Neste pequeno ensaio, procuro compreender o caminho que os princípios anticoloniais fizeram em Portugal ao longo dos últimos 70 anos — e a importância de Amílcar Cabral para esta história.
Bissau, Bandung e Estoril
Amílcar Cabral chegou a Lisboa em 1945 para estudar no Instituto Superior de Agronomia. Durante os anos da licenciatura, fez amizade com outros jovens africanos que vieram a ter um papel maior no fim do último império europeu, casos do moçambicano Marcelino dos Santos, do angolano Agostinho Neto ou da são-tomense Alda Espírito Santo. Contudo, foi apenas ao longo dos anos 50 que as posições de Amílcar Cabral ganharam um claro sentido anticolonial, a ponto de em 1960 deixar definitivamente Lisboa rumo a Conacri, capital da República da Guiné, antiga colónia francesa. Daqui comandaria a luta de libertação da Guiné e de Cabo Verde.

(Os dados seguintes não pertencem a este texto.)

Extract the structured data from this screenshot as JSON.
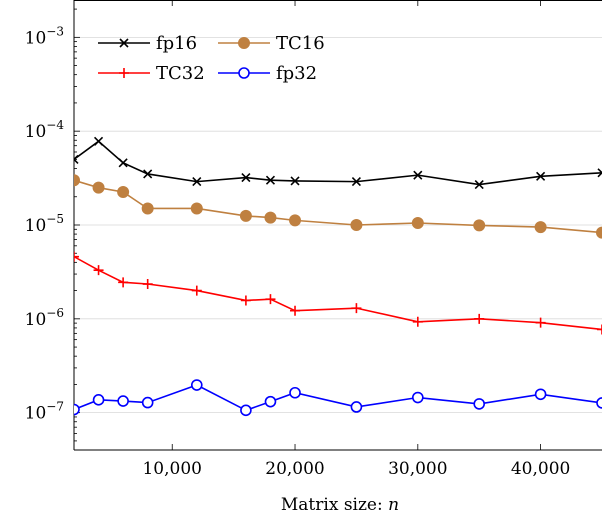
{
  "chart_data": {
    "type": "line",
    "title": "",
    "xlabel": "Matrix size: n",
    "ylabel": "",
    "y_scale": "log",
    "xlim": [
      2000,
      45000
    ],
    "ylim": [
      4e-08,
      0.0025
    ],
    "grid": "horizontal major",
    "legend_position": "top-left",
    "x_ticks": [
      10000,
      20000,
      30000,
      40000
    ],
    "x_tick_labels": [
      "10,000",
      "20,000",
      "30,000",
      "40,000"
    ],
    "y_ticks": [
      1e-07,
      1e-06,
      1e-05,
      0.0001,
      0.001
    ],
    "y_tick_labels": [
      {
        "base": "10",
        "exp": "−7"
      },
      {
        "base": "10",
        "exp": "−6"
      },
      {
        "base": "10",
        "exp": "−5"
      },
      {
        "base": "10",
        "exp": "−4"
      },
      {
        "base": "10",
        "exp": "−3"
      }
    ],
    "series": [
      {
        "name": "fp16",
        "color": "#000000",
        "marker": "x",
        "x": [
          2000,
          4000,
          6000,
          8000,
          12000,
          16000,
          18000,
          20000,
          25000,
          30000,
          35000,
          40000,
          45000
        ],
        "y": [
          5e-05,
          7.8e-05,
          4.6e-05,
          3.5e-05,
          2.9e-05,
          3.2e-05,
          3e-05,
          2.95e-05,
          2.9e-05,
          3.4e-05,
          2.7e-05,
          3.3e-05,
          3.6e-05
        ]
      },
      {
        "name": "TC16",
        "color": "#bf8040",
        "marker": "filled-circle",
        "x": [
          2000,
          4000,
          6000,
          8000,
          12000,
          16000,
          18000,
          20000,
          25000,
          30000,
          35000,
          40000,
          45000
        ],
        "y": [
          3e-05,
          2.5e-05,
          2.25e-05,
          1.5e-05,
          1.5e-05,
          1.25e-05,
          1.2e-05,
          1.12e-05,
          1e-05,
          1.05e-05,
          9.9e-06,
          9.5e-06,
          8.3e-06
        ]
      },
      {
        "name": "TC32",
        "color": "#ff0000",
        "marker": "plus",
        "x": [
          2000,
          4000,
          6000,
          8000,
          12000,
          16000,
          18000,
          20000,
          25000,
          30000,
          35000,
          40000,
          45000
        ],
        "y": [
          4.6e-06,
          3.3e-06,
          2.45e-06,
          2.35e-06,
          2e-06,
          1.57e-06,
          1.62e-06,
          1.22e-06,
          1.3e-06,
          9.3e-07,
          1e-06,
          9.1e-07,
          7.7e-07
        ]
      },
      {
        "name": "fp32",
        "color": "#0000ff",
        "marker": "open-circle",
        "x": [
          2000,
          4000,
          6000,
          8000,
          12000,
          16000,
          18000,
          20000,
          25000,
          30000,
          35000,
          40000,
          45000
        ],
        "y": [
          1.08e-07,
          1.37e-07,
          1.33e-07,
          1.28e-07,
          1.97e-07,
          1.06e-07,
          1.31e-07,
          1.63e-07,
          1.15e-07,
          1.45e-07,
          1.24e-07,
          1.57e-07,
          1.27e-07
        ]
      }
    ]
  },
  "legend": {
    "items": [
      "fp16",
      "TC16",
      "TC32",
      "fp32"
    ]
  }
}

Na decisão de partir para Conacri, pesou, de forma mais imediata, o impacto de massacres como o de Pidjiguiti. No dia 3 de agosto de 1959, o colonialismo português matou dezenas de trabalhadores portuários africanos que se encontravam em greve em Bissau, no cais de Pidjiguiti. Mas a partida de Cabral para África foi igualmente motivada pelo horizonte de esperança rasgado pelas independências da República da Guiné, do Gana, de Marrocos e da Tunísia, assim como por iniciativas como a Conferência de Bandung, realizada na Indonésia em 1955 e na qual convergiram Estados e movimentos provenientes de várias geografias do hemisfério Sul.
Antes disso, entre 1952 e 1955, o recém-licenciado Amílcar Cabral trabalhara para o Estado colonial na Guiné, uma experiência profissional que frustrou as suas expetativas quanto à possibilidade de as autoridades coloniais tutelarem uma política conducente à melhoria das condições de vida da população; e um período durante o qual Cabral começou a desenvolver pequenas iniciativas críticas da ordem colonial vigente, para o que relevou o conhecimento travado por ele e Maria Helena Rodrigues, sua primeira mulher, com a militante comunista Sofia Pomba Guerra.

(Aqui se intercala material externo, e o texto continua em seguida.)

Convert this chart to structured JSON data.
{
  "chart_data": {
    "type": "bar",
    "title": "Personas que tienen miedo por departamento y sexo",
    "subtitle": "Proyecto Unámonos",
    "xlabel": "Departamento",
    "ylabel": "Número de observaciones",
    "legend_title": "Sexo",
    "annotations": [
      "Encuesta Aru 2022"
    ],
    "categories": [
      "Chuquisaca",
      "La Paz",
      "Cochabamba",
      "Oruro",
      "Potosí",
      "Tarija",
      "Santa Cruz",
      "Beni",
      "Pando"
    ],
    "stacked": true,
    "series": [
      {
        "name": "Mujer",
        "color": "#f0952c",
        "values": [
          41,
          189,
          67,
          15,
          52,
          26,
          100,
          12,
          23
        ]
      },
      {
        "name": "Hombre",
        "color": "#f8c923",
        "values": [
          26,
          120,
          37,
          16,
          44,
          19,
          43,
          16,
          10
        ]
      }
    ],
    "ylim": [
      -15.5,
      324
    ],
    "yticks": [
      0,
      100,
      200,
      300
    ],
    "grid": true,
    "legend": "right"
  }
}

Na Bissau de então, esta farmacêutica portuguesa foi um elemento de agitação anticolonial. Apresentou Cabral a Aristides Pereira (que viria a ser o primeiro Presidente da República de Cabo Verde) e inspirou a formação política de homens como o guineense Osvaldo Vieira. Disto mesmo testemunhou Cabral já no final dos anos 60: “Uma pessoa que teve influência no trabalho do nosso partido em Bissau foi uma portuguesa. Só quem não está no partido é que não sabe isso. Ao Osvaldo, a primeira pessoa que lhe ensinou coisas para a luta, foi ela, não fui eu.”

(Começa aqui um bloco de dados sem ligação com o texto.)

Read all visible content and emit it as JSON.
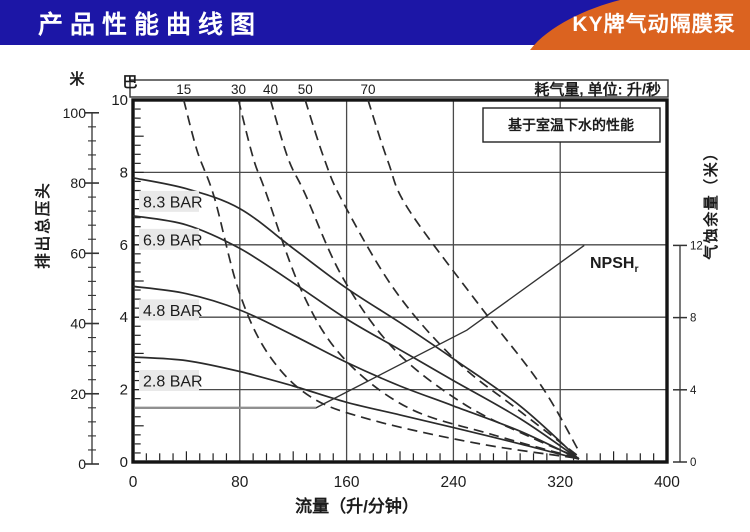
{
  "header": {
    "title": "产品性能曲线图",
    "ribbon_label": "KY牌气动隔膜泵"
  },
  "colors": {
    "header_blue": "#1c16a6",
    "ribbon_orange": "#db6320",
    "ink": "#2b2b2b",
    "grid": "#4a4a4a",
    "frame": "#141414",
    "label_bg": "#e9e9e9",
    "npsh_flat_gray": "#909090"
  },
  "chart_data": {
    "type": "line",
    "note_box": "基于室温下水的性能",
    "axes": {
      "top": {
        "title": "耗气量, 单位: 升/秒",
        "ticks": [
          "15",
          "30",
          "40",
          "50",
          "70"
        ]
      },
      "bottom": {
        "title": "流量（升/分钟）",
        "min": 0,
        "max": 400,
        "minor_step": 10,
        "ticks": [
          0,
          80,
          160,
          240,
          320,
          400
        ]
      },
      "left_bar": {
        "unit": "巴",
        "min": 0,
        "max": 10,
        "ticks": [
          10,
          8,
          6,
          4,
          2,
          0
        ]
      },
      "left_meters": {
        "unit": "米",
        "axis_title": "排出总压头",
        "min": 0,
        "max": 100,
        "ticks": [
          100,
          80,
          60,
          40,
          20,
          0
        ]
      },
      "right": {
        "title": "气蚀余量（米）",
        "min": 0,
        "max": 12,
        "ticks": [
          12,
          8,
          4,
          0
        ]
      }
    },
    "pressure_curves": [
      {
        "label": "8.3 BAR",
        "points_flow_bar": [
          [
            0,
            7.85
          ],
          [
            40,
            7.55
          ],
          [
            80,
            7.0
          ],
          [
            120,
            5.9
          ],
          [
            160,
            4.8
          ],
          [
            200,
            3.85
          ],
          [
            240,
            2.85
          ],
          [
            290,
            1.55
          ],
          [
            334,
            0.08
          ]
        ]
      },
      {
        "label": "6.9 BAR",
        "points_flow_bar": [
          [
            0,
            6.8
          ],
          [
            40,
            6.55
          ],
          [
            80,
            5.9
          ],
          [
            120,
            4.95
          ],
          [
            160,
            3.95
          ],
          [
            200,
            3.1
          ],
          [
            240,
            2.25
          ],
          [
            290,
            1.2
          ],
          [
            334,
            0.08
          ]
        ]
      },
      {
        "label": "4.8 BAR",
        "points_flow_bar": [
          [
            0,
            4.85
          ],
          [
            40,
            4.65
          ],
          [
            80,
            4.2
          ],
          [
            120,
            3.5
          ],
          [
            160,
            2.75
          ],
          [
            200,
            2.1
          ],
          [
            240,
            1.55
          ],
          [
            290,
            0.85
          ],
          [
            334,
            0.08
          ]
        ]
      },
      {
        "label": "2.8 BAR",
        "points_flow_bar": [
          [
            0,
            2.9
          ],
          [
            40,
            2.8
          ],
          [
            80,
            2.5
          ],
          [
            120,
            2.1
          ],
          [
            160,
            1.65
          ],
          [
            200,
            1.3
          ],
          [
            240,
            0.95
          ],
          [
            290,
            0.5
          ],
          [
            334,
            0.08
          ]
        ]
      }
    ],
    "air_curves": [
      {
        "label": "15",
        "points_flow_bar": [
          [
            38,
            10
          ],
          [
            48,
            8.6
          ],
          [
            61,
            7.3
          ],
          [
            79,
            4.75
          ],
          [
            101,
            3.0
          ],
          [
            133,
            1.8
          ],
          [
            180,
            1.15
          ],
          [
            260,
            0.5
          ],
          [
            334,
            0.1
          ]
        ]
      },
      {
        "label": "30",
        "points_flow_bar": [
          [
            79,
            10
          ],
          [
            90,
            8.4
          ],
          [
            99,
            7.5
          ],
          [
            126,
            4.75
          ],
          [
            157,
            2.9
          ],
          [
            206,
            1.5
          ],
          [
            270,
            0.75
          ],
          [
            334,
            0.1
          ]
        ]
      },
      {
        "label": "40",
        "points_flow_bar": [
          [
            103,
            10
          ],
          [
            116,
            8.4
          ],
          [
            129,
            7.4
          ],
          [
            157,
            5.1
          ],
          [
            196,
            3.1
          ],
          [
            248,
            1.6
          ],
          [
            300,
            0.65
          ],
          [
            334,
            0.12
          ]
        ]
      },
      {
        "label": "50",
        "points_flow_bar": [
          [
            129,
            10
          ],
          [
            143,
            8.4
          ],
          [
            157,
            7.2
          ],
          [
            196,
            4.75
          ],
          [
            242,
            2.8
          ],
          [
            290,
            1.4
          ],
          [
            334,
            0.15
          ]
        ]
      },
      {
        "label": "70",
        "points_flow_bar": [
          [
            176,
            10
          ],
          [
            191,
            8.3
          ],
          [
            206,
            7.0
          ],
          [
            258,
            4.4
          ],
          [
            305,
            2.15
          ],
          [
            334,
            0.3
          ]
        ]
      }
    ],
    "npsh": {
      "label": "NPSH",
      "label_sub": "r",
      "points_flow_m": [
        [
          1,
          3
        ],
        [
          137,
          3
        ],
        [
          250,
          7.3
        ],
        [
          338,
          12
        ]
      ]
    }
  }
}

Porém, a razão por que o PCP se tornou o interlocutor português predileto do PAIGC não se limita à memória que homens como Cabral e Aristides guardavam de Sofia. No quinto congresso dos comunistas portugueses, realizado clandestinamente no Estoril, em 1957, o PCP aprovou uma resolução em que declarava o apoio do partido à autodeterminação dos povos colonizados pelo império português. Na resolução, o dirigente comunista Jaime Serra concluía que as situações de opressão verificadas nas colónias eram “o resultado de 500 anos de colonialismo que o regime salazarista não tem senão agravado nos últimos 30 anos”.
Esta posição do PCP fazia jus aos princípios anticoloniais preconizados pela teoria leninista do imperialismo, princípios que o PCP não valorizara de forma constante no passado. Era também uma posição que estava em sintonia com o interesse soviético pelos movimentos anticoloniais no contexto da Guerra Fria. Mas, para a resolução de 1957, não terá sido menos importante a leitura que os comunistas portugueses foram fazendo de acontecimentos como a já referida Conferência de Bandung. Sobre esta, o próprio Serra escrevera logo em 1955: “É cedo ainda para nos apercebermos de toda a importância da Conferência de Bandung e das profundas repercussões que virá a ter nos acontecimentos mundiais dum modo geral, mas desde já podemos dizer que a sua realização terá efeitos decisivos na luta libertadora dos povos coloniais e terá para nós, portugueses, uma importância extraordinária pelas incidências que o problema da luta dos povos das colónias portuguesas tem na luta do próprio povo português contra o domínio fascista”.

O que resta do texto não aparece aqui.